Nissan – национальная гордость Страны восходящего солнца, и весь XX век они шли рука об руку, как говорится, и в горе, и в радости. История компании началась в Маньчжоу-Го – марионеточном государстве, созданном на завоеванной китайской территории и ставшем наглядной иллюстрацией грозного японского империализма в межвоенный период. В момент появления Nissan Маньчжоу-Го управлялось Нобусукэ Киси – противоречивой фигурой в истории Японии и дедом будущего премьер-министра Синдзо Абэ. Автопроизводитель также стал символом японской послевоенной экономической экспансии. В 1970-х годах японцы бросили все силы на то, чтобы их автомобили и бытовая электроника продавались по всему миру. И ключевую роль в этом сыграл Nissan – на тот момент одна из наиболее престижных японских компаний, сумевшая пробиться даже на американский рынок.

Renault идет на определенный риск, делая ставку на успешное завершение своей «Тихоокеанской операции». Французской компании приходится задействовать почти все свои средства, чтобы собрать необходимые 5 миллиардов евро. Но в Renault считают, что они могут себе это позволить. Кроме того, покупка всего 36,8 % акций Nissan вполне устраивает французов. Если бы они приобрели более 50 %, как это обычно практикуется при подобных сделках, чтобы иметь возможность контролировать своего нового партнера, им бы пришлось, согласно условиям такого договора, оплачивать долги Nissan. А об этом не может быть и речи. Renault не обладает такими финансовыми возможностями.

Да, французы ставят на карту слишком много – ведь даже по европейским меркам они, в сущности, являются довольно средним автопроизводителем, к тому же почти без опыта в международных делах. А тут они вдруг собираются взять в свои руки управление огромной корпорацией, в которой работает 140 000 человек. Конкуренты смеются над ними. Крупные автомобильные чиновники хохочут во весь голос. Глава Volkswagen Фердинанд Пиех пренебрежительно заявляет, что «нельзя скрестить двух мулов и получить беговую лошадь». Боб Лутц из General Motors веселится: «Можно было бы просто погрузить 5 миллиардов на пароход и пустить его ко дну». И все вспоминают, какую резкую оценку ситуации с Nissan дал несколько месяцев назад легендарный президент Ford Жак Нассер: «Глупо разбазаривать деньги, заработанные с таким трудом, на покрытие долгов, накопленных с такой легкостью».

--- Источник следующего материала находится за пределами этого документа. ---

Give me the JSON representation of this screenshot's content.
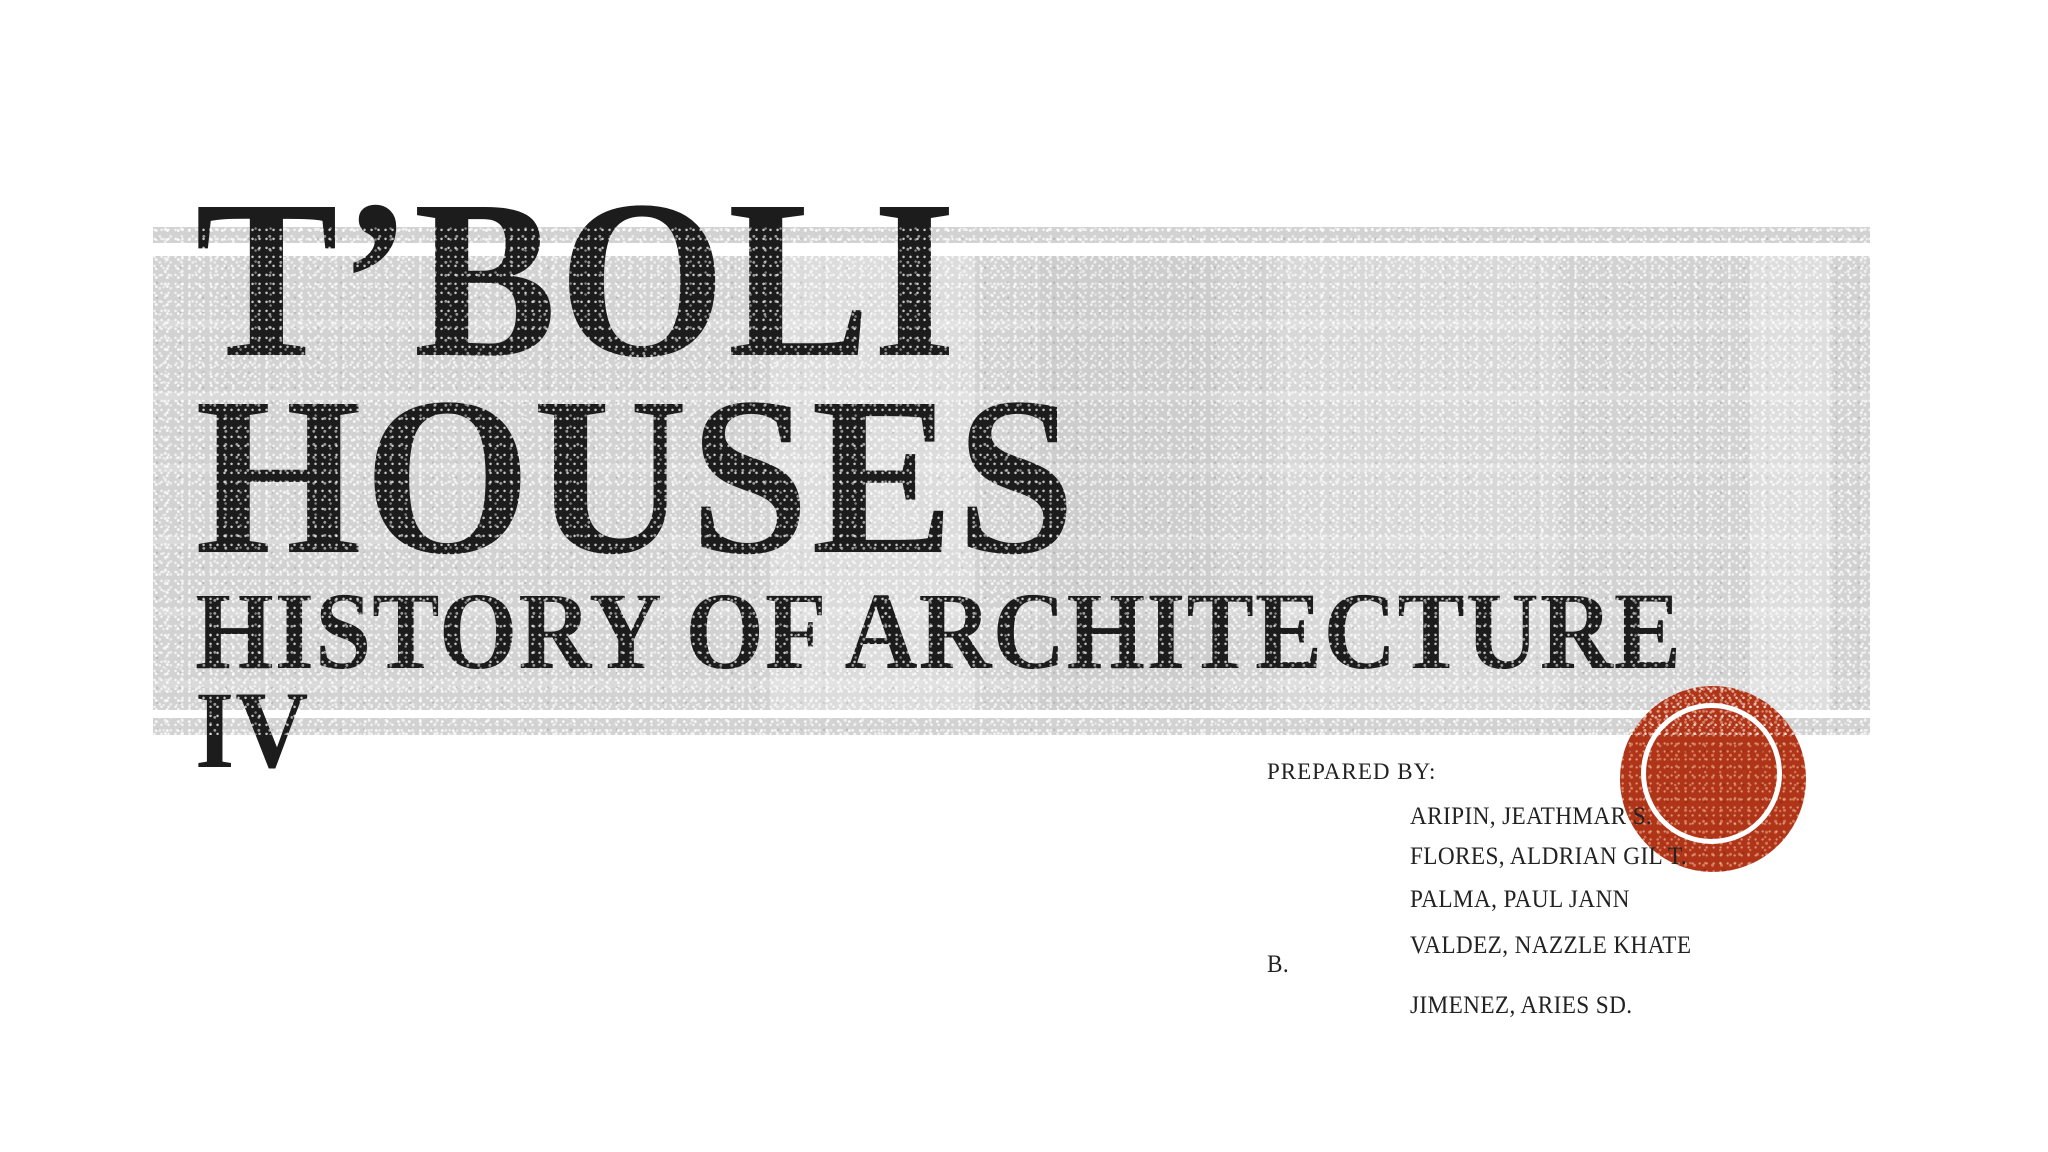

Швейцер осознанно идет на риск. Он поступает так, потому что у него в рукаве есть козырь: Карлос Гон, которого он уже наметил своим будущим преемником. Они оба до сих пор прекрасно помнят свою встречу 12 марта 1999 года. Именно в этот день в кабинете главы Renault решился вопрос об отправлении Гона в Токио.

«Я вижу только одного человека, которого можно было бы направить на эту работу в Японию, и этот человек – вы. Если вы не согласитесь, я отменю эту сделку»[5], – сказал Луи Швейцер. «Я отдавал себе отчет в том, что я, возможно, лучше, чем кто бы то ни было, подготовлен к тому, чтобы принять этот вызов»[6], – вспоминал Гон.

Эти двое составили странный тандем. Трудно представить себе двух настолько разных людей. Швейцер – бледный, высокий и худощавый, а Гон – смуглый и коренастый. Один – со строгими манерами протестанта и утонченностью завсегдатая парижских салонов. Другой – католик-маронит, разговорчивый и несдержанный по-восточному, благодаря своим экзотическим ливанско-бразильским корням и буйному характеру. Швейцер – технократ, ставший стратегом, типичный представитель французской элиты. Внучатый племянник Альберта Швейцера, дальний родственник Жана-Поля Сартра, выпускник Национальной школы администрации, бывший финансовый инспектор и руководитель аппарата министра финансов, а позднее премьер-министра Лорана Фабиуса. Гон же приехал из Ливана, чтобы получить достойное образование, и в итоге окончил лучшие технические вузы Франции: Политехническую и Высшую горную школы, где, по словам одного старого приятеля, также ставшего крупным бизнесменом, он произвел «несомненно, лучшее впечатление из всех нас», а затем оказался в Michelin, что позволило ему объездить весь мир.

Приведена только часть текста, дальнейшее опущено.